For years, I’ve had a double consciousness about debt and budgeting, because while I lived in the Grad School Economy, I became painfully aware of the Real World Economy (you know: only spend what you earn, debt will crush and destroy you, you must pay for things — that Real World) around the time I had my first grad school crisis. In 2007, I decided to quit my American Studies PhD program and I floundered mightily when trying to determine what to do next. I wanted very very very badly to have a baby, and looking at the numbers for the first time, it was clear that if I didn’t work and we had a baby (or even if I did — see above wrt childcare costs) there was no way to avoid crushing poverty, not to mention we would be without health insurance. Unless… I stayed in school. If I stayed in school, I could keep a part-time teaching appointment, maintain our family’s health insurance (thank you, grad student union), and be a mother, and maybe work towards some kind of meaningful employment rather than be a clerk at a grocery store (which was my husband’s job at the time, having been kicked out of his own PhD program). So that’s what I did.

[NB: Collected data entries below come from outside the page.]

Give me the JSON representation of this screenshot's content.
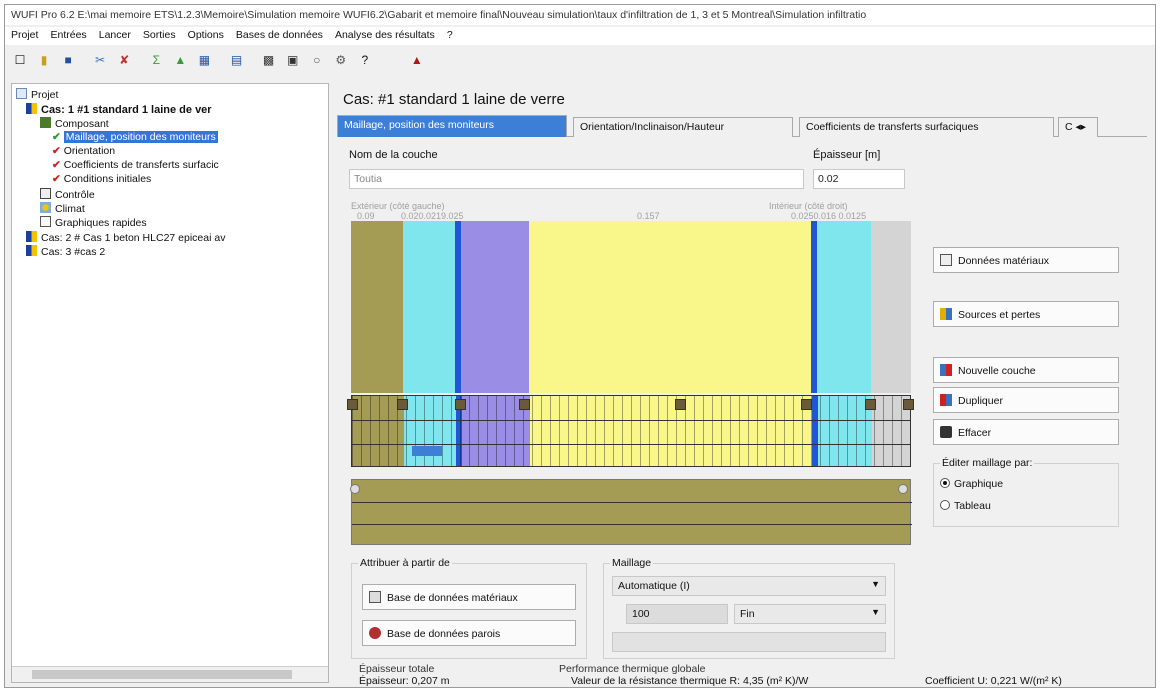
{
  "window": {
    "title": "WUFI Pro 6.2   E:\\mai memoire ETS\\1.2.3\\Memoire\\Simulation memoire WUFI6.2\\Gabarit et memoire final\\Nouveau simulation\\taux d'infiltration de 1, 3 et 5 Montreal\\Simulation infiltratio"
  },
  "menu": [
    "Projet",
    "Entrées",
    "Lancer",
    "Sorties",
    "Options",
    "Bases de données",
    "Analyse des résultats",
    "?"
  ],
  "toolbar_icons": [
    "new-icon",
    "open-icon",
    "save-icon",
    "cut-icon",
    "copy-icon",
    "calc-icon",
    "run-icon",
    "results-icon",
    "chart-icon",
    "table-icon",
    "layers-icon",
    "circle-icon",
    "settings-icon",
    "help-icon",
    "wufi-icon"
  ],
  "tree": {
    "root": "Projet",
    "case1": "Cas: 1 #1 standard  1 laine de ver",
    "component": "Composant",
    "items": [
      "Maillage, position des moniteurs",
      "Orientation",
      "Coefficients de transferts surfacic",
      "Conditions initiales"
    ],
    "control": "Contrôle",
    "climate": "Climat",
    "quick_graphs": "Graphiques rapides",
    "case2": "Cas: 2 # Cas 1 beton HLC27 epiceai av",
    "case3": "Cas: 3 #cas 2"
  },
  "main": {
    "case_title": "Cas:  #1 standard  1 laine de verre",
    "tabs": [
      "Maillage, position des moniteurs",
      "Orientation/Inclinaison/Hauteur",
      "Coefficients de transferts surfaciques",
      "C"
    ],
    "layer_name_label": "Nom de la couche",
    "layer_name_value": "Toutia",
    "thickness_label": "Épaisseur [m]",
    "thickness_value": "0.02",
    "size_labels": [
      "Extérieur (côté gauche)",
      "0.09",
      "0.020.0219.025",
      "0.157",
      "Intérieur (côté droit)",
      "0.0250.016  0.0125"
    ],
    "buttons": {
      "materials": "Données matériaux",
      "sources": "Sources et pertes",
      "new_layer": "Nouvelle couche",
      "duplicate": "Dupliquer",
      "delete": "Effacer"
    },
    "edit_mesh": {
      "title": "Éditer maillage par:",
      "options": [
        "Graphique",
        "Tableau"
      ],
      "selected": "Graphique"
    },
    "assign": {
      "title": "Attribuer à partir de",
      "material_db": "Base de données matériaux",
      "wall_db": "Base de données parois"
    },
    "mesh": {
      "title": "Maillage",
      "mode": "Automatique (I)",
      "count": "100",
      "fineness": "Fin"
    },
    "totals": {
      "thickness_title": "Épaisseur totale",
      "thickness": "Épaisseur: 0,207 m",
      "performance_title": "Performance thermique globale",
      "resistance": "Valeur de la résistance thermique R: 4,35 (m² K)/W",
      "u_value": "Coefficient U: 0,221 W/(m² K)"
    }
  },
  "colors": {
    "olive": "#a49b55",
    "cyan": "#7fe6ee",
    "blue_line": "#1f55d6",
    "purple": "#9a8de6",
    "yellow": "#faf78a",
    "grey": "#d4d4d4",
    "tab_active": "#3d7fd6"
  }
}
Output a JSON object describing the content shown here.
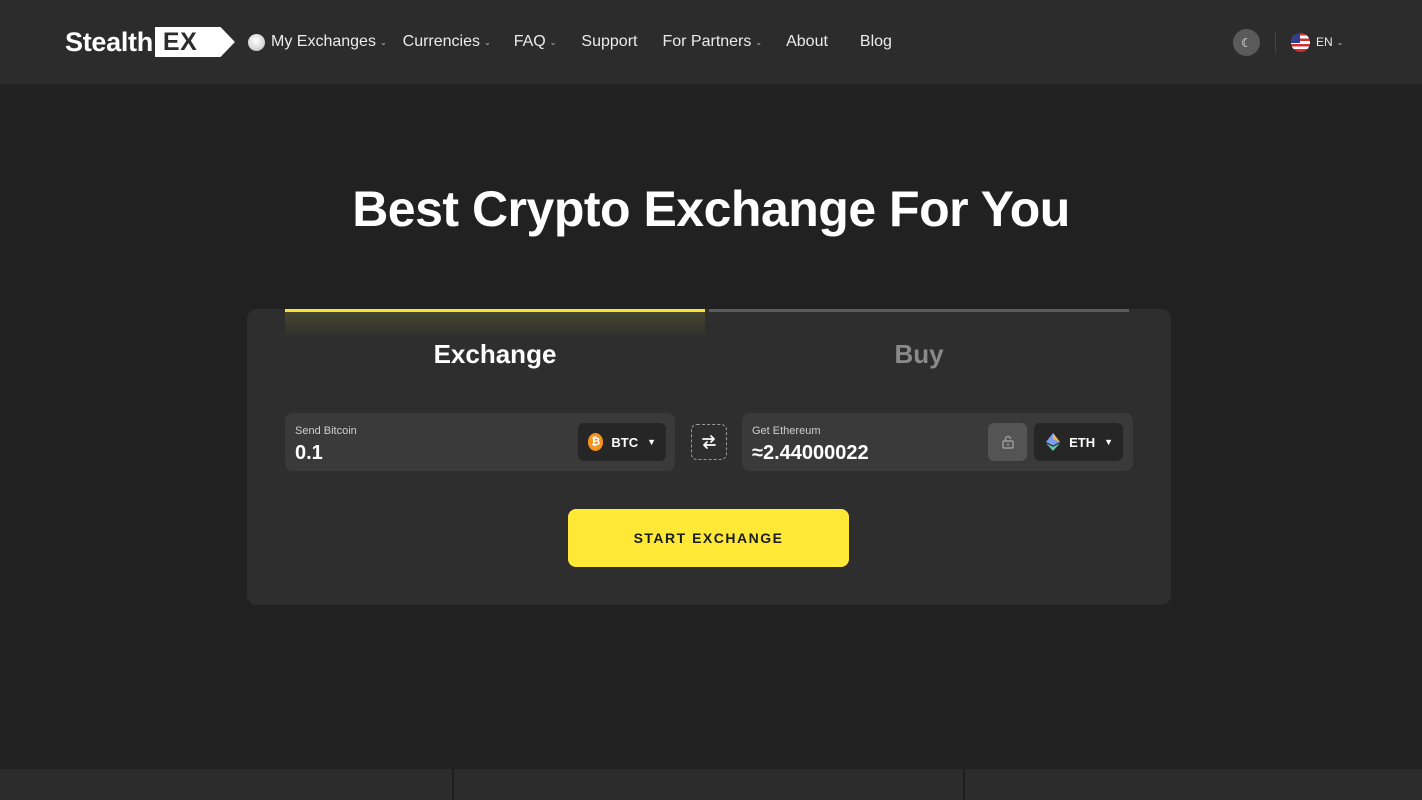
{
  "brand": {
    "logo_text": "Stealth",
    "logo_badge": "EX"
  },
  "nav": {
    "items": [
      {
        "label": "My Exchanges",
        "has_dropdown": true
      },
      {
        "label": "Currencies",
        "has_dropdown": true
      },
      {
        "label": "FAQ",
        "has_dropdown": true
      },
      {
        "label": "Support",
        "has_dropdown": false
      },
      {
        "label": "For Partners",
        "has_dropdown": true
      },
      {
        "label": "About",
        "has_dropdown": false
      },
      {
        "label": "Blog",
        "has_dropdown": false
      }
    ],
    "theme_icon": "moon-icon",
    "language": {
      "code": "EN",
      "flag": "us-flag-icon"
    }
  },
  "hero": {
    "title": "Best Crypto Exchange For You"
  },
  "widget": {
    "tabs": [
      {
        "label": "Exchange",
        "active": true
      },
      {
        "label": "Buy",
        "active": false
      }
    ],
    "send": {
      "label": "Send Bitcoin",
      "value": "0.1",
      "currency": "BTC",
      "icon": "bitcoin-icon"
    },
    "get": {
      "label": "Get Ethereum",
      "value": "≈2.44000022",
      "currency": "ETH",
      "icon": "ethereum-icon"
    },
    "swap_icon": "swap-arrows-icon",
    "lock_icon": "unlock-icon",
    "submit_label": "START EXCHANGE"
  },
  "colors": {
    "accent": "#ffe936",
    "background": "#212121",
    "header": "#2c2c2c",
    "card": "#2e2e2e",
    "btc": "#f7931a"
  }
}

But, that first real look at our budget was a painful wakeup and I spent a lot of time listening to the Dave Ramsey Show in the middle of the night while I nursed my newborn daughter. And while I disagree with him in nearly every way when it comes to politics and religion, I found his money logic ironclad, persuasive, and acutely embarrassing. One day, a girl called Dave to ask about buying a new versus used car. She was living with her parents and had over 100k in student loan debt, but she couldn’t find a job because she had a degree in eastern Japenese architecture or something obscure, and there weren’t many jobs in her field. She wanted a new car because she thought it would be more reliable. His response was in a nutshell, “Buy a shitty car you can afford, and get a fucking job.” (Wish I could link to this for you, but I can’t find it!)

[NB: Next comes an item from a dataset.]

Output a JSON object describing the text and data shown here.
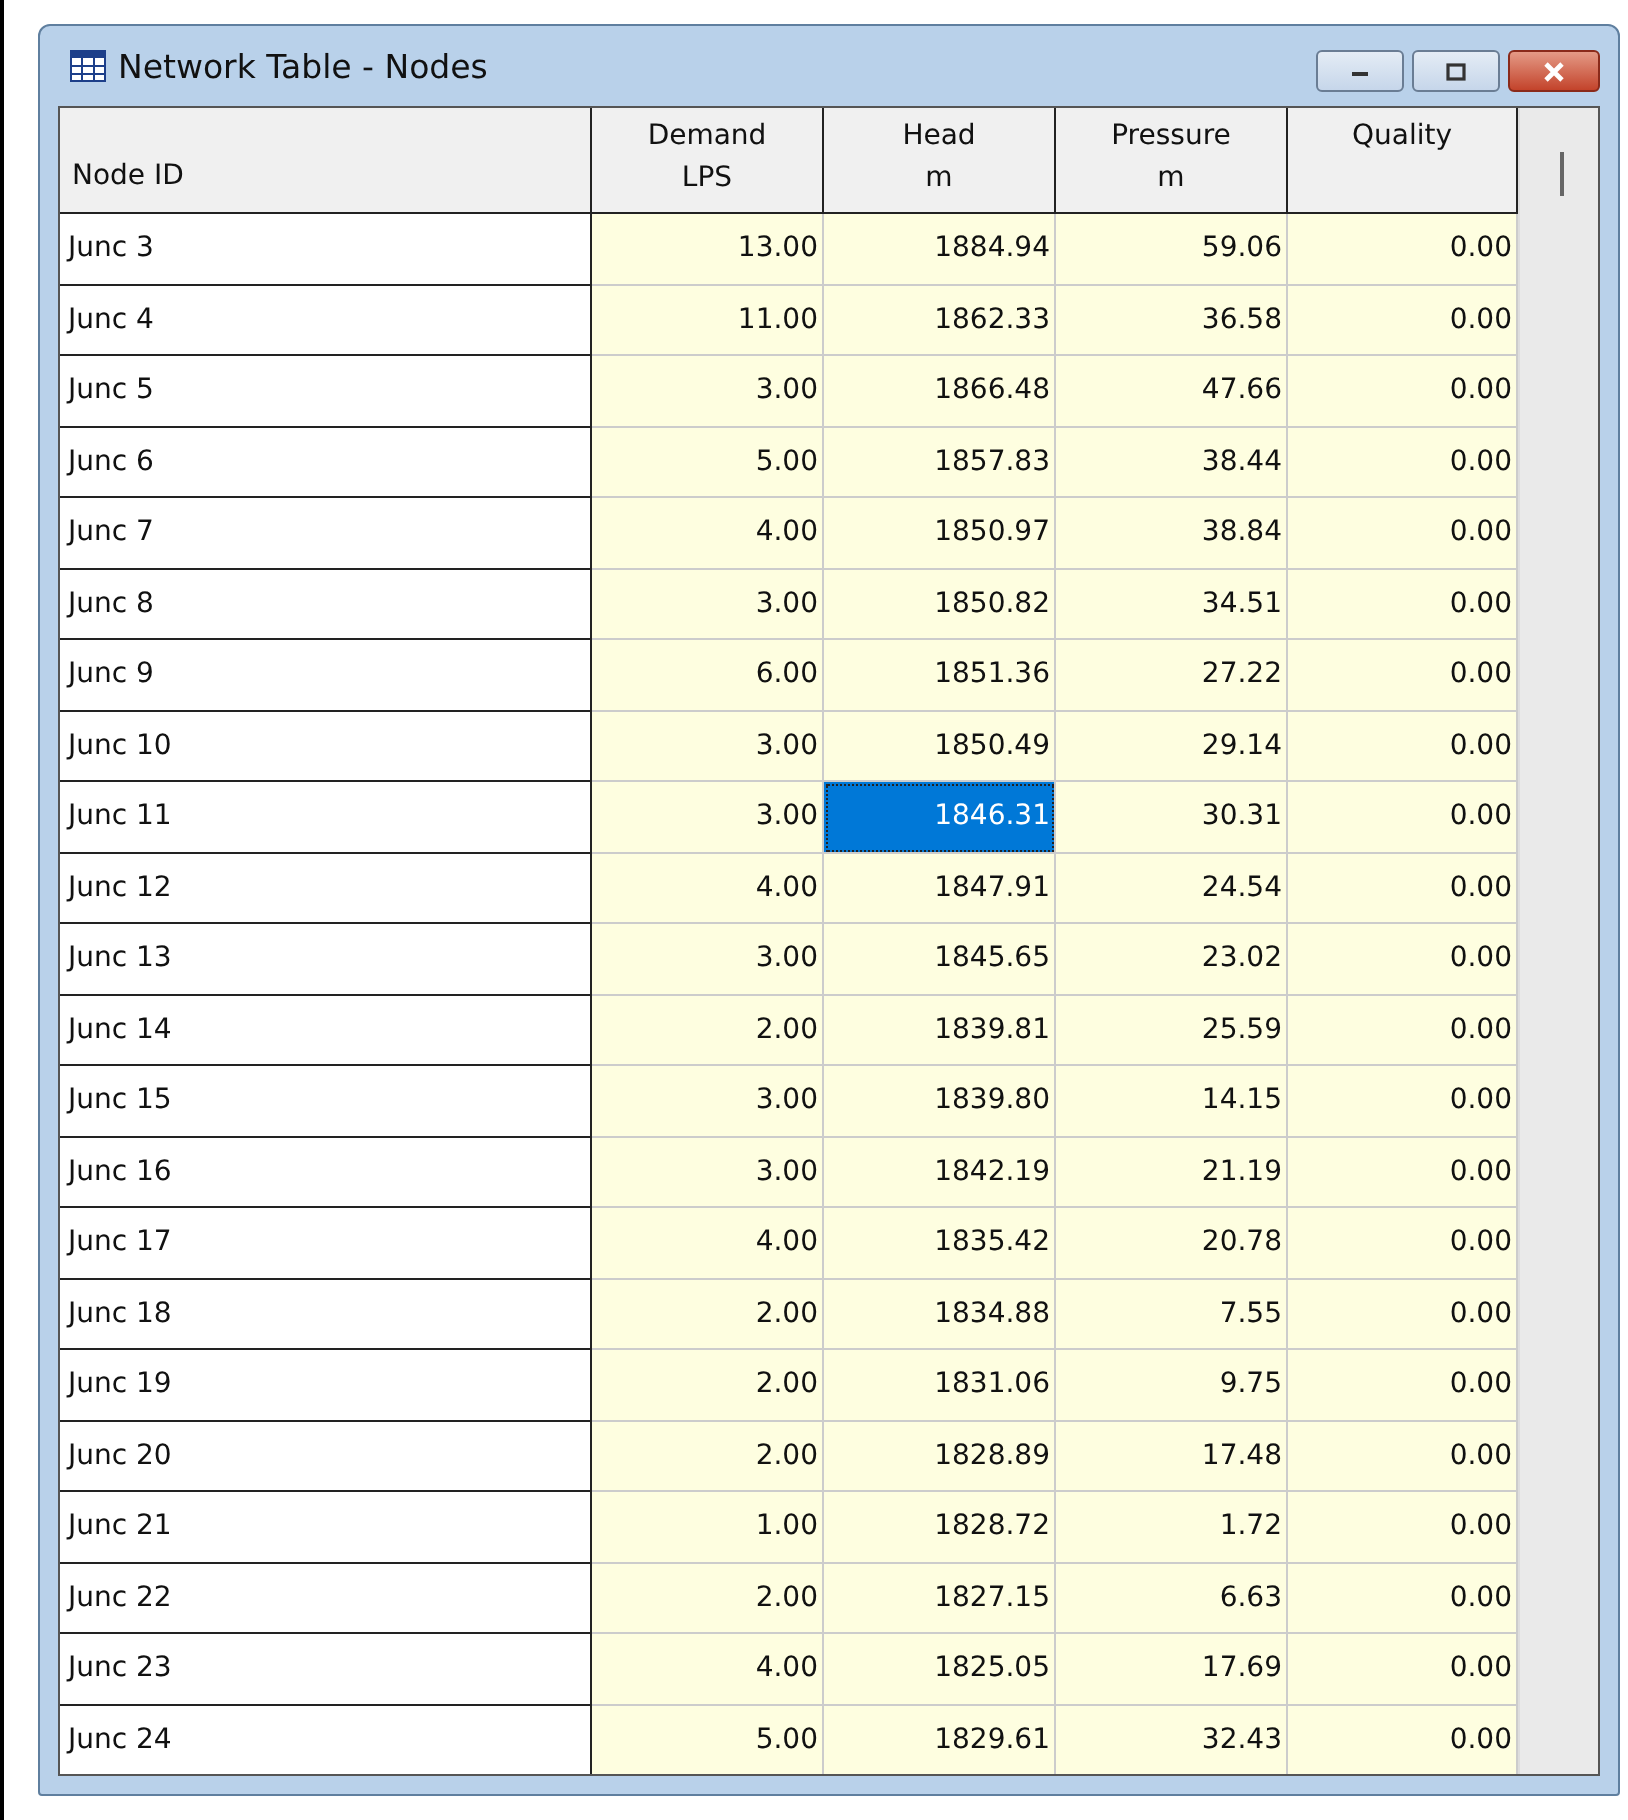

How familiar does that sound? To a person in the Grad Student Economy, it makes sense: she worked hard to earn a degree in a field she loved, she was trying to find a job, and she needed a car. Is it a stinkin’ privileged perspective? Absolutely. So is mine, so is yours: we still believe we deserve a job we love, because we have worked very hard for what we’ve achieved. You can call me stupid for taking out so many loans, but don’t for a secondsay I didn’t work my ass off teaching, tutoring, adjuncting, writing, and mothering for the past eight years. We work very hard in an economy designed for utter failure. And because there is still a lot of smoke-blowing BS in academia — I know it because I was reassured time and time again by professors and friends that despite the abysmal market, surely there would be something for me, surely, at a Community College, or a state school, or anywhere — we would rather believe that it will all work out in the end, and we continue living as if it will and often put off the pain by sticking around an extra year, or whatever. When faced with the Real World Economy of very limited jobs and, even when there are jobs, very limited income, it is a bit stupefying and there’s tremendous mental whiplash.